The last point explains why Obama opted for TPP before moving to negotiations with China. Because, if there are two weighty players in a multilateral negotiation, coalition formation and power sharing becomes tricky and, in some sense, the US and China have equal power overall and in terms of coalition formation. Then, the deal that the US on its own can make with China will be less favourable than the one that it could make as a partner to TPP.

Finally, if China comes up with its own TPP that excludes the US, then there indeed will be a power shift. The distribution of power will shift to China.

Trump’s mistake is the same that supporters of Brexit made and maybe still make that UK is better off negotiating trade deal on its own rather than as a member of EU. Also, that those who oppose TTIP make – each country has more power over foreign trade alone than as a coalition partner in a multilateral trade agreement. It is not an uncommon misperception, which is probably the better word than mistake. It is often implied in the demand for sovereignty too, which can mean preference not just for unilateral decisions but also for bilateral over multilateral agreements. Going it alone is seen as taking back the national power, which can in fact easily be diminished that way. In a way, however, both supporters of Brexit and Trump understand that EU is more powerful than would their individual members alone be acting on their own, so they have expressed their preference for the dissolution of EU. 

Trump approaches trade with the assumption that everybody has more interest to trade with the US than the US has to trade with others.[2] So, he assumes that the US has a lot of blackmailing or veto power: take it or leave is his approach to negotiating from strength. But, with the US current account basically balanced, the interest of the world to deal with the US is broadly equal to that of the US. So, that blackmailing power is exaggerated. Which is another misperception, I guess – in part due to the assumption that China is more interested to trade with the US than vice versa because it runs a significant trade surplus. So, it should be ready to give up more to hold on to the US market. If that is indeed the case, that strengthens the case for negotiating with China with the TPP already in place precisely because of the increased power that TPP provides.
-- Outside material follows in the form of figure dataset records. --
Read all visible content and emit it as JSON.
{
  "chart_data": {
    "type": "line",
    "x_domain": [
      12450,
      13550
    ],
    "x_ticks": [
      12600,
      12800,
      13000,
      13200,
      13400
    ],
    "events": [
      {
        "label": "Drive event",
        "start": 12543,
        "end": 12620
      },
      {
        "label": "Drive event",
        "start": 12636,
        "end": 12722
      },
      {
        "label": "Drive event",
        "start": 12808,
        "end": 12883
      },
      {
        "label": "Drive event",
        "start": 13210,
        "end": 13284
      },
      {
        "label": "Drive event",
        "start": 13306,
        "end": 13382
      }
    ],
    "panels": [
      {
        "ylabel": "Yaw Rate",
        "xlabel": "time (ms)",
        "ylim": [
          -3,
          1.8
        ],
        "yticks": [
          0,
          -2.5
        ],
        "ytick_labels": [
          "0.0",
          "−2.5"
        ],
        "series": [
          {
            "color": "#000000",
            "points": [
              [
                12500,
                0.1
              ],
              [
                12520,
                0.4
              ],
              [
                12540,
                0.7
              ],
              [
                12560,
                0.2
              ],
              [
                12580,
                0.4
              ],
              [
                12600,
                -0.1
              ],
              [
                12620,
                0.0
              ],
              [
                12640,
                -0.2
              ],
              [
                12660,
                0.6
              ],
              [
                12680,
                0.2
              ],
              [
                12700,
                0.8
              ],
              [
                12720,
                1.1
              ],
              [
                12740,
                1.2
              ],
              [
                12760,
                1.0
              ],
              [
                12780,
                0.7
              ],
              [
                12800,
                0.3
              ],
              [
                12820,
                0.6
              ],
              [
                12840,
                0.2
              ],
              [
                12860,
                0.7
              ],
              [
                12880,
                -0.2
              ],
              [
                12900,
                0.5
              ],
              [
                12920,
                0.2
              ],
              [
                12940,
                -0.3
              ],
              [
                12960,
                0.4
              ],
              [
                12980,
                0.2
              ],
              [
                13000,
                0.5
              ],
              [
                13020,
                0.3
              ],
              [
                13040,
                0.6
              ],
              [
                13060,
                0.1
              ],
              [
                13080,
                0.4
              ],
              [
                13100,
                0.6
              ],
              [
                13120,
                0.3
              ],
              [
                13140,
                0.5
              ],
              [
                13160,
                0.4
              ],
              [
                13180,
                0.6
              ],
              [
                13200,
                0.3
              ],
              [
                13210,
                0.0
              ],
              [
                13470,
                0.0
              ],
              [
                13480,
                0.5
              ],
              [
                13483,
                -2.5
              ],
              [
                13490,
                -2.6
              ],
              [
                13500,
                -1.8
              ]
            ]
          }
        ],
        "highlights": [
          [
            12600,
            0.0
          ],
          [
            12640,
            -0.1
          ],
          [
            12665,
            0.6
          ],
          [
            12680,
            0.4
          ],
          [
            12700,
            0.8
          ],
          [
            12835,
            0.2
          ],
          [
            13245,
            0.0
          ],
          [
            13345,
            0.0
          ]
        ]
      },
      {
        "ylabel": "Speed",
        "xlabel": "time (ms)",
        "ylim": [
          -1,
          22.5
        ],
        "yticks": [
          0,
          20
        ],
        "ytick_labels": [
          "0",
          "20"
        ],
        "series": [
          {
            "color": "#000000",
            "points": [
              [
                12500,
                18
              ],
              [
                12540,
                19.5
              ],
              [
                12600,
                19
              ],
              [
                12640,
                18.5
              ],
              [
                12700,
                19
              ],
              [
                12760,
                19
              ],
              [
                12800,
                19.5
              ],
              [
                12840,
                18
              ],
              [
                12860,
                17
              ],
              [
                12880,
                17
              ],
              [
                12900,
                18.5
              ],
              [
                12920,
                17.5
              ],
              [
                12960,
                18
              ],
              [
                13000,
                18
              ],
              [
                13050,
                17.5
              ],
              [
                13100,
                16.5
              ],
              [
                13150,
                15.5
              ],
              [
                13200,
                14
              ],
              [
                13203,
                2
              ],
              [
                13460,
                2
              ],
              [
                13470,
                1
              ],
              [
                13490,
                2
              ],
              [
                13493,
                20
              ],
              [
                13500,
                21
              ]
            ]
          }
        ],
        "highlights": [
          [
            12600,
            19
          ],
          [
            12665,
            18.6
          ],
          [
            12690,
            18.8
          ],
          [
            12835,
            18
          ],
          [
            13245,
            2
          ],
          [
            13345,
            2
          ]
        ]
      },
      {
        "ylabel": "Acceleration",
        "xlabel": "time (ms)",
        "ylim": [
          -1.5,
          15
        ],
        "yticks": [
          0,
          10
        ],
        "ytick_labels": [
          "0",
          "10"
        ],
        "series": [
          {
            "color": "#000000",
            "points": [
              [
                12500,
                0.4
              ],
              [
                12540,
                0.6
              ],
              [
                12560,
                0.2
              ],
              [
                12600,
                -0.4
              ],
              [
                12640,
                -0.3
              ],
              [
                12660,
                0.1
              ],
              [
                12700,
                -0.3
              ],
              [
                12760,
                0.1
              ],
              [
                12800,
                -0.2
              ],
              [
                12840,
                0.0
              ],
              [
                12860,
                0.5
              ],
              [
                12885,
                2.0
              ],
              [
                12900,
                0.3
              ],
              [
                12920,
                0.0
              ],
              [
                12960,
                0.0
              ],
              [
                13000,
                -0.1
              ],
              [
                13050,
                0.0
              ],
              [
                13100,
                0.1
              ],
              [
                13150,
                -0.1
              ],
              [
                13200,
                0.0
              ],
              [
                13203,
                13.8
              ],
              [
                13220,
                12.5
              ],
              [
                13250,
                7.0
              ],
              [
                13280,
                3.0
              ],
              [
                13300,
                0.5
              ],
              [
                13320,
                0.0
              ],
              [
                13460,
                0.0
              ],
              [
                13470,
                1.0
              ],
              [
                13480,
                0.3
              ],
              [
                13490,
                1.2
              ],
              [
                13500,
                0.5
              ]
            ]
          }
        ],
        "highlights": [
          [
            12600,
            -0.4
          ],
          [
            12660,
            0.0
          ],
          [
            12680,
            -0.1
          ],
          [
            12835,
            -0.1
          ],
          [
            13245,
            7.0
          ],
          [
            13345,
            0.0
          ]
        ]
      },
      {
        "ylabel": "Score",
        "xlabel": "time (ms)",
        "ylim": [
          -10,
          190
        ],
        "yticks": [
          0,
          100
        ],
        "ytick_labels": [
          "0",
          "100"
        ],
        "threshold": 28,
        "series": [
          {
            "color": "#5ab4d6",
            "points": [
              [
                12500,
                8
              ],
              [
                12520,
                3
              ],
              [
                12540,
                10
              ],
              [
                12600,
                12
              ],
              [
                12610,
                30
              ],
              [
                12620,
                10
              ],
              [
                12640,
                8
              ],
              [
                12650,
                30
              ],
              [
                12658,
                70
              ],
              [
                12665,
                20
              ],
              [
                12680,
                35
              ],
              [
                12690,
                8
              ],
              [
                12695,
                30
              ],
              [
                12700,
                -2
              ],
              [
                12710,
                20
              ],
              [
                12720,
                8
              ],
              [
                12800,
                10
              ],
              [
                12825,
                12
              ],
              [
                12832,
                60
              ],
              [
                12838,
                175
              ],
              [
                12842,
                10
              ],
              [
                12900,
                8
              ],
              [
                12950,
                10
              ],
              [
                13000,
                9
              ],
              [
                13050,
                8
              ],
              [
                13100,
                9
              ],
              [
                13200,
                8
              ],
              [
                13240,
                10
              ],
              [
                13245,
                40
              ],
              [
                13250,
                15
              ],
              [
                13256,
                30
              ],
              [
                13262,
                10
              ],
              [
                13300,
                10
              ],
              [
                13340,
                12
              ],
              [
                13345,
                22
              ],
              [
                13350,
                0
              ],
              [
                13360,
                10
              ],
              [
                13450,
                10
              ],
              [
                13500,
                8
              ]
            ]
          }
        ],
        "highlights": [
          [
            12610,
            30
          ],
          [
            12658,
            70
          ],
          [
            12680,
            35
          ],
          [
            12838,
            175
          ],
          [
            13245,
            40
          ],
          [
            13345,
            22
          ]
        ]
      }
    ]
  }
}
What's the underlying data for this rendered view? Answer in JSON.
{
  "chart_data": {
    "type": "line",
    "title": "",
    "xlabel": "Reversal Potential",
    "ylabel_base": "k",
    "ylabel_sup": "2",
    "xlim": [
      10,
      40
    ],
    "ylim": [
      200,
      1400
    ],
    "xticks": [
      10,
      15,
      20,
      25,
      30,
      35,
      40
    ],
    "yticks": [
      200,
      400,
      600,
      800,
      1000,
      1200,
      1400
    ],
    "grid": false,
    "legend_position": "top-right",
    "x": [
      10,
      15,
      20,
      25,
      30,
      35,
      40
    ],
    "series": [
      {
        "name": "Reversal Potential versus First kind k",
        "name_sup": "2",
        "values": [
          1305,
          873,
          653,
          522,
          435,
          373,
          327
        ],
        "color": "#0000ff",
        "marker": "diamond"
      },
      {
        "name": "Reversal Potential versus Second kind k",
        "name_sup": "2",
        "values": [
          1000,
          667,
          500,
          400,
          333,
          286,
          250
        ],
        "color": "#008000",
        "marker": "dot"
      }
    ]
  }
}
Alternatively, and by the same logic, a China-led TPP will make it difficult for the US to use e.g. tariffs to extract concession from China.

Lessons from NATO

The same considerations about the distribution of power apply to the membership in the NATO.[3] Now, it may seem as if the less powerful members of the alliance are free riding because they would be less powerful if they were out of the NATO alliance. Again, that is the same as in the case of trade agreements. Perhaps another misperception that is behind the claim that TPP ‘would be a disaster’. In the case of NATO, members clearly benefit from the alliance, in the sense that they gain power over the outsiders, as does the US. All of them contribute less than they would if they were outside of the alliance, so they all free ride to a certain extent. Clearly, in a global anarchy, costs to everybody would be higher.

So, beliefs that the US would have more power in dealing bilaterally with China in trade and with Russia in security are wrong.



[1] See for instance R. Aumann and R. Myerson, ‘Endogenous formation of links between players and of coalitions: an application of the Shapley value’, in: A. Roth (ed.), Shapley Value: Essays in Honour of Lloyd S. Shapley, Cambridge University Press, 1988, pp. 175-191.

[2] In a recent interview with the NY Times, when asked what would happen if other countries introduced tariffs on imports from the US if he were to pull out of the Paris Agreement, he just said something to the effect ‘They will not dare’.

[3] The classic paper is by M. Olson and R. Zeckhauser (1966), ‘An Economic Theory of Alliances’, The Review of Economics and Statistics 48, pp. 266-279.